My upcoming book on Babe Ruth’s Called Shot homer (due out next spring) includes several passages from Red Smith.
Smith was at Wrigley Field for that famous game in 1932. He only was a young reporter for the St. Louis Star on that day and wasn’t much of a presence given a press box that included Grantland Rice, Ring Lardner and Damon Runyon.
However, Smith became a giant in the business. He wrote brilliant columns about Ruth, Rice and others. It was an honor to feature some of those excerpts in my book. Not that I didn’t already know it, but reading his columns again reconfirmed just how good he was.
Smith truly was a Babe Ruth among sportswriters. A new book, American Pasttimes: The Very Best of Red Smith, celebrates his work.
Edited by Daniel Okrent, the book features his classic columns. They truly are classics.
Jonathan Yardley of the Washington Post writes:
As Smith’s son Terence, himself a distinguished journalist, says in a brief, affectionate afterword to this collection, his father was a columnist pure and simple, a master of the 800-word “plinth,” as he was amused to call his column, with no pretensions or desires to be otherwise.

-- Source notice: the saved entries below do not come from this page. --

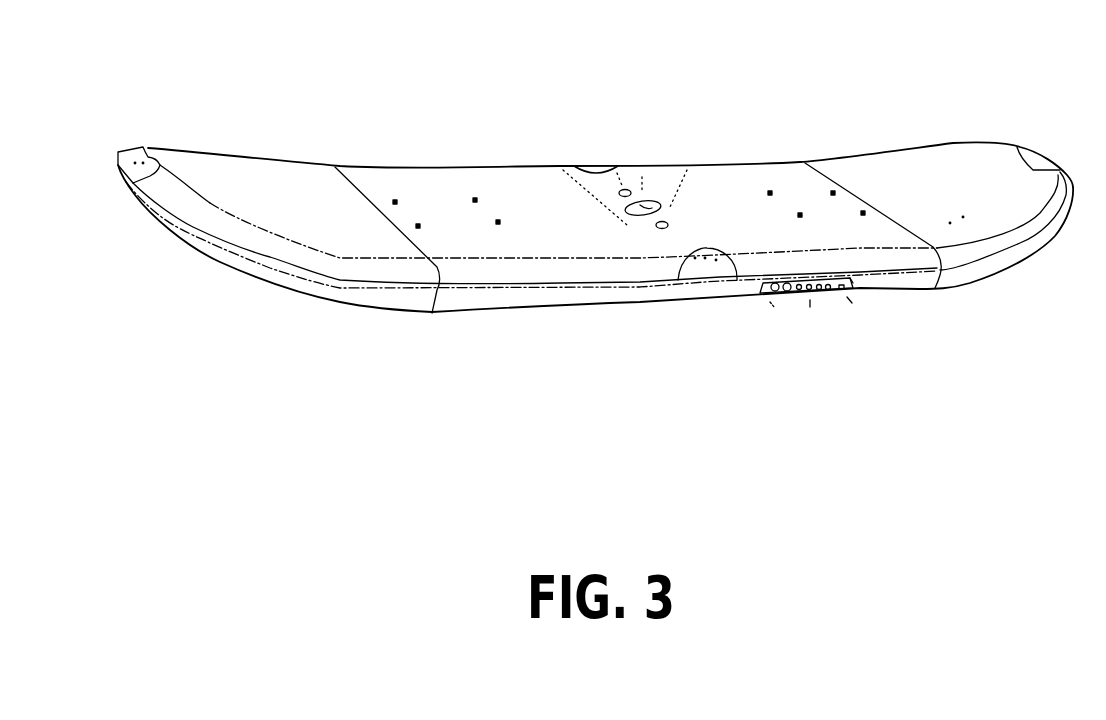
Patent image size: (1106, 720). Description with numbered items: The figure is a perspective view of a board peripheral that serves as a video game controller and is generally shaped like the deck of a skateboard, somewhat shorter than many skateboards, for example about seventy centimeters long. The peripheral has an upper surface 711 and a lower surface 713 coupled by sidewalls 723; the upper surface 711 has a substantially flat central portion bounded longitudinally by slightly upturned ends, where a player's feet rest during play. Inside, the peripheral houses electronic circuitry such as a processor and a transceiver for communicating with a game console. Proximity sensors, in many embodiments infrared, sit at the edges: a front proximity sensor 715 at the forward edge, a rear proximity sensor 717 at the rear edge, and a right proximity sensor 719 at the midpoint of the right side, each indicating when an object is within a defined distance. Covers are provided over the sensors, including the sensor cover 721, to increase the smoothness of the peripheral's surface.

The upper surface 711 is at (435, 207).
The lower surface 713 is at (434, 358).
The front proximity sensor 715 is at (118, 172).
The rear proximity sensor 717 is at (1047, 157).
The right proximity sensor 719 is at (703, 278).
The sensor notch 721 is at (580, 163).
The sidewalls 723 is at (593, 297).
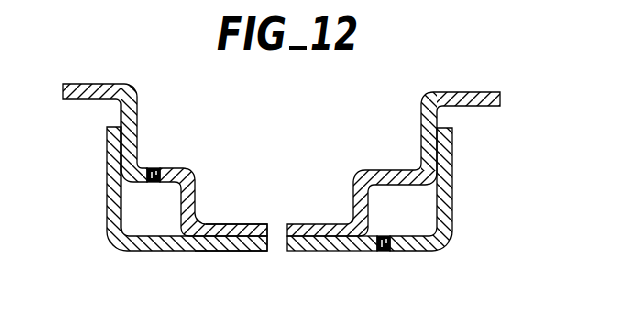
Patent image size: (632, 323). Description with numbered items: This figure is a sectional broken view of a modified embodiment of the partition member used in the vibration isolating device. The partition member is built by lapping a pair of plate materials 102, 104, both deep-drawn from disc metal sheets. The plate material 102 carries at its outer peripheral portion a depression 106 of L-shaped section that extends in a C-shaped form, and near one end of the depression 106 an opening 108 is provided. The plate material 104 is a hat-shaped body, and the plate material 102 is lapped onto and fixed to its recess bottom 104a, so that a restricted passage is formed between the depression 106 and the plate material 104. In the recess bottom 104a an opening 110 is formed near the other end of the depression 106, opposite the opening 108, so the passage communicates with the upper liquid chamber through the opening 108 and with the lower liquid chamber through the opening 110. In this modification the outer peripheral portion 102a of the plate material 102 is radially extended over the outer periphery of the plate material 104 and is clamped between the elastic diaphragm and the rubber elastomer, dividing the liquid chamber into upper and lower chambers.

The plate material 102 is at (138, 104).
The outer peripheral portion 102a is at (487, 92).
The plate material 104 is at (107, 157).
The recess bottom 104a is at (248, 252).
The depression 106 is at (371, 172).
The opening 108 is at (160, 168).
The opening 110 is at (392, 255).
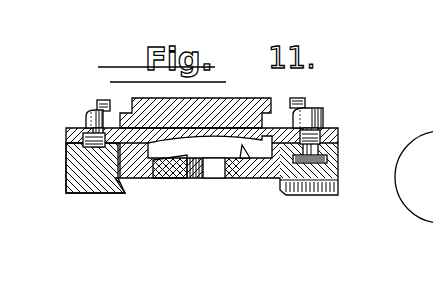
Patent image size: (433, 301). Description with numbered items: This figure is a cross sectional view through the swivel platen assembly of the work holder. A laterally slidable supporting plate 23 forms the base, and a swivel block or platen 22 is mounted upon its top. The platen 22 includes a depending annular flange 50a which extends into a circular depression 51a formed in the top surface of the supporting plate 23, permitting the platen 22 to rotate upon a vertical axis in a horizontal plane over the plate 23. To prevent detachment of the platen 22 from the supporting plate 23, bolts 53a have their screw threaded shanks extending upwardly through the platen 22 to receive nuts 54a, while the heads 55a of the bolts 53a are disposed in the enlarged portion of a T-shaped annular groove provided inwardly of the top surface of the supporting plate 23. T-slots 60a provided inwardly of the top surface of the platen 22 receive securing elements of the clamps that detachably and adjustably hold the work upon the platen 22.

The swivel block or platen 22 is at (130, 100).
The T-slots 60a is at (282, 100).
The nuts 54a is at (326, 117).
The bolts 53a is at (339, 147).
The heads of bolts 55a is at (339, 160).
The depending annular flange 50a is at (142, 152).
The circular depression 51a is at (248, 150).
The laterally slidable supporting plate 23 is at (84, 192).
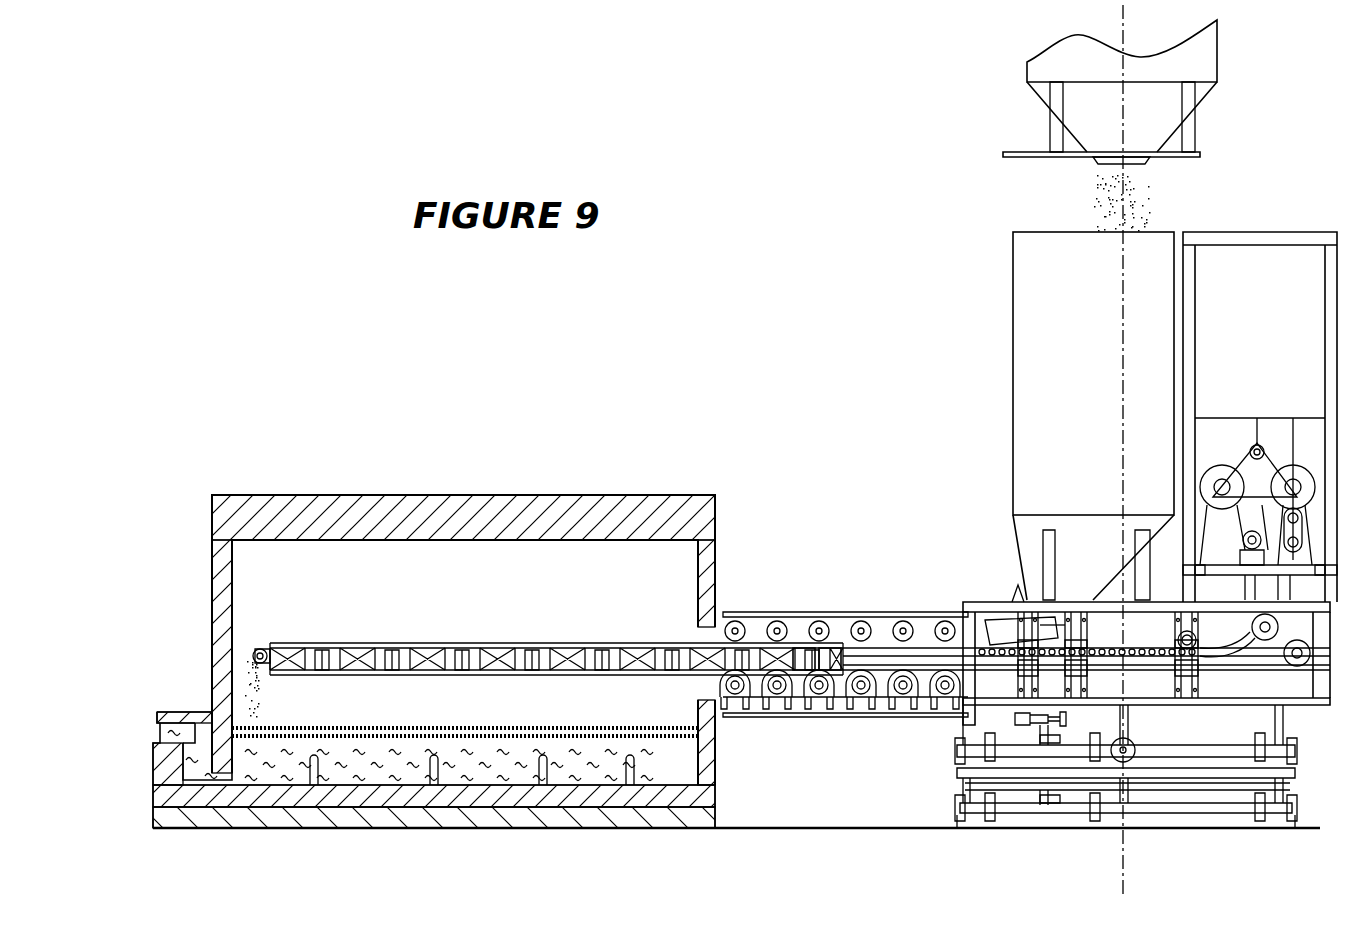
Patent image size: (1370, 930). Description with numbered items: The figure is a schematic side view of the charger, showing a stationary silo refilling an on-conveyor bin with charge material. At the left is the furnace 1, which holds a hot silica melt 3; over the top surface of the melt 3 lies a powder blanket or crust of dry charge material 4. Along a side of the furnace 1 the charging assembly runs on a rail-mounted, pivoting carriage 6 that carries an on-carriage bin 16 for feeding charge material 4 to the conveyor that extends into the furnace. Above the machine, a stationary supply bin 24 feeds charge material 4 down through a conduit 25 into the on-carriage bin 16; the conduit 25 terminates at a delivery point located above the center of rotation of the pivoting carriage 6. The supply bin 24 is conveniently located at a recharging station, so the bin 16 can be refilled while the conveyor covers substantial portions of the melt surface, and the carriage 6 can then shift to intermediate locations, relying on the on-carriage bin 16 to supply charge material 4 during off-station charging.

Born in Green Bay, Wis., in 1905, he did a prolonged journalistic apprenticeship before finally reaching the New York Herald Tribune in 1945, where he stayed until the paper’s demise in 1967 (by then it had been folded into what was called the World-Journal-Tribune), after which he floundered around until being taken in by the New York Times in 1971, where, as Okrent correctly writes, “he was, immediately and obviously, the best writer in the paper.” His last column for the Gray Lady was published on Jan. 11, 1982, and four days later he died.
Smith’s son wrote about his father in the Columbia Journalism Review:
Once he got into it, he relished writing sports and thought it was as good a vehicle as any to shed some light on the human condition. “I never felt any prodding need to solve the problems of the world,” he said in an interview years later. “I feel that keeping the public informed in any area is a perfectly worthwhile way to spend your life. Sports constitute a valid part of our culture, our civilization, and keeping the public informed, and, if possible, a little entertained about sports is not an entirely useless thing.”
Thanks for bringing this up. I have about half a dozen of Red Smith’s collections and Ira Berkow’s thoughtful biography. If there has ever been a better writer on a sports page (or, other than Russell Baker, a better writer in a newspaper), I haven’t found it!